1. Understand the Expression:
- We are given a polynomial in terms of [tex]\( x \)[/tex].
- The polynomial is [tex]\( V = x^3 + 13x^2 + 34x - 48 \)[/tex].
2. Components of the Polynomial:
- The polynomial has four terms:
- [tex]\( x^3 \)[/tex]: This is the cubic term.
- [tex]\( 13x^2 \)[/tex]: This is the quadratic term with a coefficient of 13.
- [tex]\( 34x \)[/tex]: This is the linear term with a coefficient of 34.

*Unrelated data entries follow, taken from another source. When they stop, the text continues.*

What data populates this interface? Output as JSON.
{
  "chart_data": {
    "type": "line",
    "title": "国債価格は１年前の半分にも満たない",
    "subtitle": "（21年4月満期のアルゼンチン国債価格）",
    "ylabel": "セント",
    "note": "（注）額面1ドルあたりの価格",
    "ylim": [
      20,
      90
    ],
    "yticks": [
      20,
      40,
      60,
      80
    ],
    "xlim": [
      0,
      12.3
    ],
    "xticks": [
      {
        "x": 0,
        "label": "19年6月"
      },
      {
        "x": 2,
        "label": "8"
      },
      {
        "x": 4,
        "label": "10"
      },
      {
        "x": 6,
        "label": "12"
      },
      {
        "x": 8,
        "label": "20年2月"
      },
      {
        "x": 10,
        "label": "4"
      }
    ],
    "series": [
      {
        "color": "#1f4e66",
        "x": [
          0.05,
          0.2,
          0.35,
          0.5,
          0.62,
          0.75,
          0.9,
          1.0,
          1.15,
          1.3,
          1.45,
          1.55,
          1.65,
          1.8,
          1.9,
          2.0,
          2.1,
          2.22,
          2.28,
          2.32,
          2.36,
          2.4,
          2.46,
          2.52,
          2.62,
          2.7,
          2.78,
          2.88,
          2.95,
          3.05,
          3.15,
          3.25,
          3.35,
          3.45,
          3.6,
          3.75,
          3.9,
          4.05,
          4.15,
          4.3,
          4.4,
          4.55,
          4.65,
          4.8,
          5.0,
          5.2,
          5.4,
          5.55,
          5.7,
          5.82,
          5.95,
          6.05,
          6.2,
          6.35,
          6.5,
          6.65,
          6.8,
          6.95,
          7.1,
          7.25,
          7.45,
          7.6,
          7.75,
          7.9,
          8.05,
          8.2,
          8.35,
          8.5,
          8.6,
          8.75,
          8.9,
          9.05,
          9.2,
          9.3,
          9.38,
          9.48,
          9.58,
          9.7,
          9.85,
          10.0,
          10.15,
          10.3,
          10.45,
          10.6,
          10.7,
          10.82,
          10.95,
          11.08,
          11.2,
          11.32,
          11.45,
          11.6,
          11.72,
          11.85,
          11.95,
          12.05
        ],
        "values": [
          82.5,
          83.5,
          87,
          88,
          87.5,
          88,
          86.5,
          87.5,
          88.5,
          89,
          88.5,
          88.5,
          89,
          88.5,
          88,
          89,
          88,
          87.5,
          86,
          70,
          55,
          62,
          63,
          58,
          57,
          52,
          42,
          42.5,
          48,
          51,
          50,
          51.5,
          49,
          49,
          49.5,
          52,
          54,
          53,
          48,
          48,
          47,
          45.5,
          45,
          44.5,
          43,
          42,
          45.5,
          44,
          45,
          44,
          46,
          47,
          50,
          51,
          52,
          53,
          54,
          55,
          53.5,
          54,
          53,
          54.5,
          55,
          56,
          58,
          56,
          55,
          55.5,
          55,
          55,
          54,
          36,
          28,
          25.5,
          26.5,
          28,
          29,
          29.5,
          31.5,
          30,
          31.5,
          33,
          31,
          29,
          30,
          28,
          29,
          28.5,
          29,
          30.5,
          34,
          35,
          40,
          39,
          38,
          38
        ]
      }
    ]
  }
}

- [tex]\( -48 \)[/tex]: This is the constant term.
3. Combining the Terms:
- To form the polynomial [tex]\( V \)[/tex], combine all these terms:
[tex]\[ V = x^3 + 13x^2 + 34x - 48 \][/tex]

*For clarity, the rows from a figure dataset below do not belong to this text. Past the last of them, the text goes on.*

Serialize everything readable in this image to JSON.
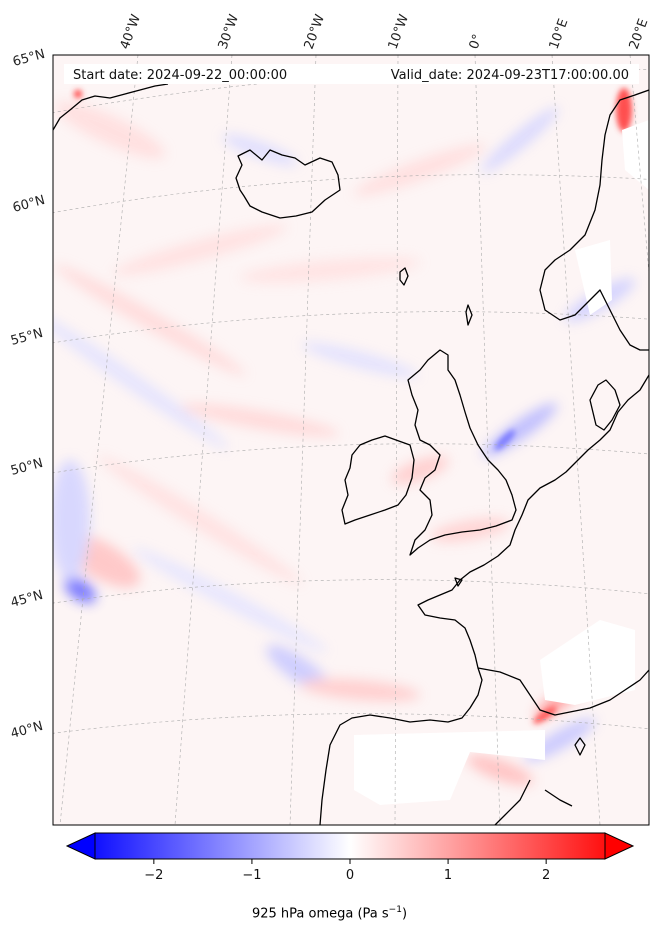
{
  "map": {
    "start_date_label": "Start date: 2024-09-22_00:00:00",
    "valid_date_label": "Valid_date: 2024-09-23T17:00:00.00",
    "longitude_labels": [
      "40°W",
      "30°W",
      "20°W",
      "10°W",
      "0°",
      "10°E",
      "20°E"
    ],
    "latitude_labels": [
      "65°N",
      "60°N",
      "55°N",
      "50°N",
      "45°N",
      "40°N"
    ],
    "variable": "925 hPa omega",
    "units_base": "(Pa s",
    "units_exp": "−1",
    "units_close": ")",
    "coastline_color": "#000000",
    "gridline_color": "#aaaaaa"
  },
  "colorbar": {
    "cmap": "bwr",
    "min": -2.6,
    "max": 2.6,
    "tick_values": [
      -2,
      -1,
      0,
      1,
      2
    ],
    "tick_labels": [
      "−2",
      "−1",
      "0",
      "1",
      "2"
    ],
    "extend": "both",
    "low_color": "#0000ff",
    "mid_color": "#ffffff",
    "high_color": "#ff0000"
  }
}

So, the polynomial expression is:
[tex]\[ V = x^3 + 13x^2 + 34x - 48 \][/tex]
This expresses [tex]\( V \)[/tex] in terms of [tex]\( x \)[/tex] as a single polynomial.
1. Understand the Expression:
- We are given a polynomial in terms of [tex]\( x \)[/tex].
- The polynomial is [tex]\( V = x^3 + 13x^2 + 34x - 48 \)[/tex].
2. Components of the Polynomial:
- The polynomial has four terms:
- [tex]\( x^3 \)[/tex]: This is the cubic term.
- [tex]\( 13x^2 \)[/tex]: This is the quadratic term with a coefficient of 13.
- [tex]\( 34x \)[/tex]: This is the linear term with a coefficient of 34.
- [tex]\( -48 \)[/tex]: This is the constant term.
3. Combining the Terms:
- To form the polynomial [tex]\( V \)[/tex], combine all these terms:
[tex]\[ V = x^3 + 13x^2 + 34x - 48 \][/tex]
So, the polynomial expression is:
[tex]\[ V = x^3 + 13x^2 + 34x - 48 \][/tex]
This expresses [tex]\( V \)[/tex] in terms of [tex]\( x \)[/tex] as a single polynomial.